The series of United Nations conferences and summits on key issues of development, notably those concerned with environment and development (UNCED 1992), with small island developing states (SIDS 1994), population (ICPD 1994), human settlements (Habitat II 1996) and food security (WFS 1996), all explicitly addressed the role of natural resource conservation and environmental quality in achieving broadly-based development goals.

The United States Agency for International Development (USAID) produces country environmental profiles to assess the country's natural resource potential in relation to its economic growth. A typical country profile 1) documents the condition of a country's environment and the human activities and other socioeconomic factors that influence natural resource use and management; 2) describes the existing legal and institutional framework for managing natural resources and the environment; 3) identifies and analyzes government policies, development strategies, programme priorities and investment needs related to natural resource use and environmental management; 4) identifies areas of congruity and conflict between economic development and the sustained use of natural resources; and 5) establishes an analytical framework for resolving conflicts in the existing use and planned allocation of natural resources. Most profiles conclude with recommendations for changes in environmental and development policies and actions to be taken to promote sustainable development. The profiles are developed as a result of dialogue with host-country leaders, development agency personnel and national resource experts. They have been produced for approximately 70 developing countries.

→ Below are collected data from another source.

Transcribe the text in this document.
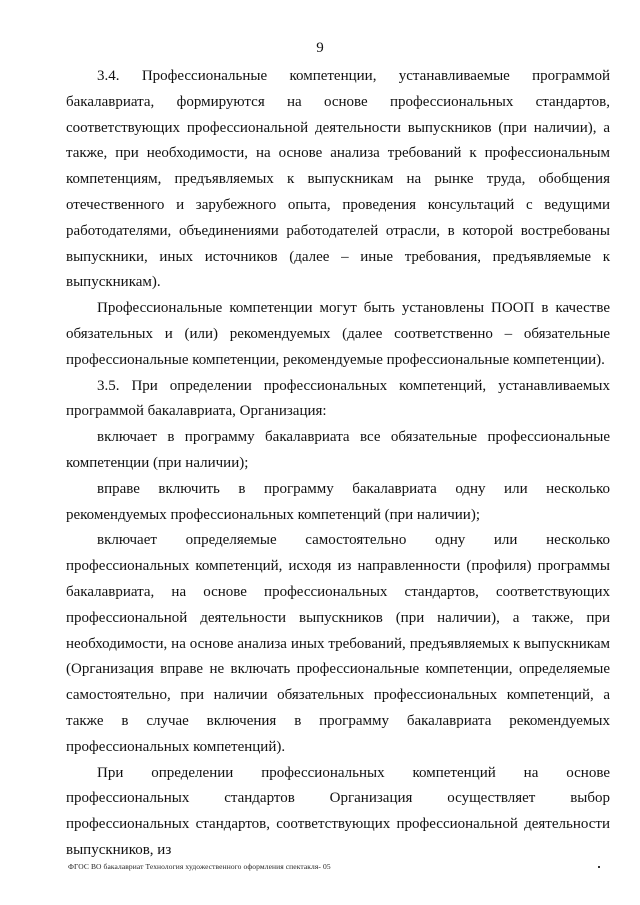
9

3.4. Профессиональные компетенции, устанавливаемые программой бакалавриата, формируются на основе профессиональных стандартов, соответствующих профессиональной деятельности выпускников (при наличии), а также, при необходимости, на основе анализа требований к профессиональным компетенциям, предъявляемых к выпускникам на рынке труда, обобщения отечественного и зарубежного опыта, проведения консультаций с ведущими работодателями, объединениями работодателей отрасли, в которой востребованы выпускники, иных источников (далее – иные требования, предъявляемые к выпускникам).

Профессиональные компетенции могут быть установлены ПООП в качестве обязательных и (или) рекомендуемых (далее соответственно – обязательные профессиональные компетенции, рекомендуемые профессиональные компетенции).

3.5. При определении профессиональных компетенций, устанавливаемых программой бакалавриата, Организация:

включает в программу бакалавриата все обязательные профессиональные компетенции (при наличии);

вправе включить в программу бакалавриата одну или несколько рекомендуемых профессиональных компетенций (при наличии);

включает определяемые самостоятельно одну или несколько профессиональных компетенций, исходя из направленности (профиля) программы бакалавриата, на основе профессиональных стандартов, соответствующих профессиональной деятельности выпускников (при наличии), а также, при необходимости, на основе анализа иных требований, предъявляемых к выпускникам (Организация вправе не включать профессиональные компетенции, определяемые самостоятельно, при наличии обязательных профессиональных компетенций, а также в случае включения в программу бакалавриата рекомендуемых профессиональных компетенций).

При определении профессиональных компетенций на основе профессиональных стандартов Организация осуществляет выбор профессиональных стандартов, соответствующих профессиональной деятельности выпускников, из

ФГОС ВО бакалавриат Технология художественного оформления спектакля- 05
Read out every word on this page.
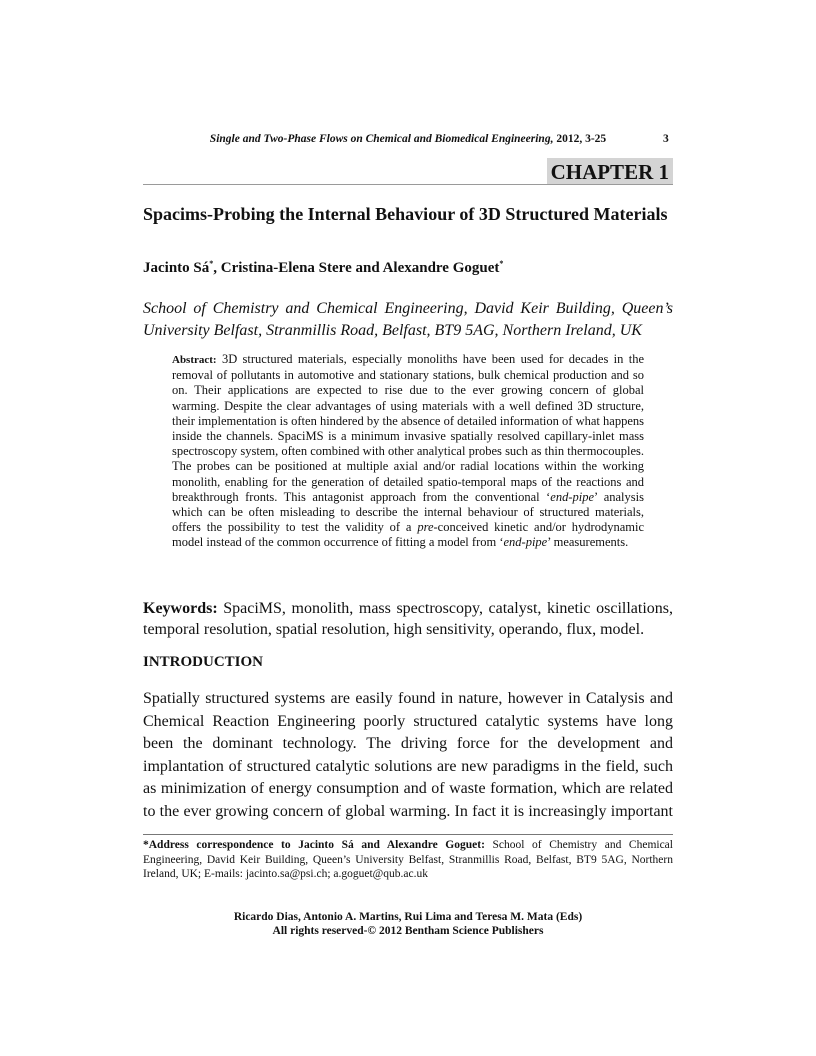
Single and Two-Phase Flows on Chemical and Biomedical Engineering, 2012, 3-25	3
CHAPTER 1
Spacims-Probing the Internal Behaviour of 3D Structured Materials

Jacinto Sá*, Cristina-Elena Stere and Alexandre Goguet*

School of Chemistry and Chemical Engineering, David Keir Building, Queen’s University Belfast, Stranmillis Road, Belfast, BT9 5AG, Northern Ireland, UK

Abstract: 3D structured materials, especially monoliths have been used for decades in the removal of pollutants in automotive and stationary stations, bulk chemical production and so on. Their applications are expected to rise due to the ever growing concern of global warming. Despite the clear advantages of using materials with a well defined 3D structure, their implementation is often hindered by the absence of detailed information of what happens inside the channels. SpaciMS is a minimum invasive spatially resolved capillary-inlet mass spectroscopy system, often combined with other analytical probes such as thin thermocouples. The probes can be positioned at multiple axial and/or radial locations within the working monolith, enabling for the generation of detailed spatio-temporal maps of the reactions and breakthrough fronts. This antagonist approach from the conventional ‘end-pipe’ analysis which can be often misleading to describe the internal behaviour of structured materials, offers the possibility to test the validity of a pre-conceived kinetic and/or hydrodynamic model instead of the common occurrence of fitting a model from ‘end-pipe’ measurements.

Keywords: SpaciMS, monolith, mass spectroscopy, catalyst, kinetic oscillations, temporal resolution, spatial resolution, high sensitivity, operando, flux, model.

INTRODUCTION

Spatially structured systems are easily found in nature, however in Catalysis and Chemical Reaction Engineering poorly structured catalytic systems have long been the dominant technology. The driving force for the development and implantation of structured catalytic solutions are new paradigms in the field, such as minimization of energy consumption and of waste formation, which are related to the ever growing concern of global warming. In fact it is increasingly important

*Address correspondence to Jacinto Sá and Alexandre Goguet: School of Chemistry and Chemical Engineering, David Keir Building, Queen’s University Belfast, Stranmillis Road, Belfast, BT9 5AG, Northern Ireland, UK; E-mails: jacinto.sa@psi.ch; a.goguet@qub.ac.uk

Ricardo Dias, Antonio A. Martins, Rui Lima and Teresa M. Mata (Eds)
All rights reserved-© 2012 Bentham Science Publishers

On 20 October 1999, the European Commission adopted a Communication to the Council of Ministers and the European Parliament on [Integrating Environment and Sustainable Development into Economic and Development Cooperation Policy]. It is a contribution to the ongoing process of integrating environment into key European Union policies as required by the [Amsterdam Treaty]. The Communication presents a comprehensive framework for integrating environmental considerations into EU cooperation with all developing countries. It seeks to support developing countries' own efforts to identify and respond to environmental issues and to integrate environmental considerations into their policies. Increased dialogue with partner countries and their national strategies for sustainable development are particularly important in this regard.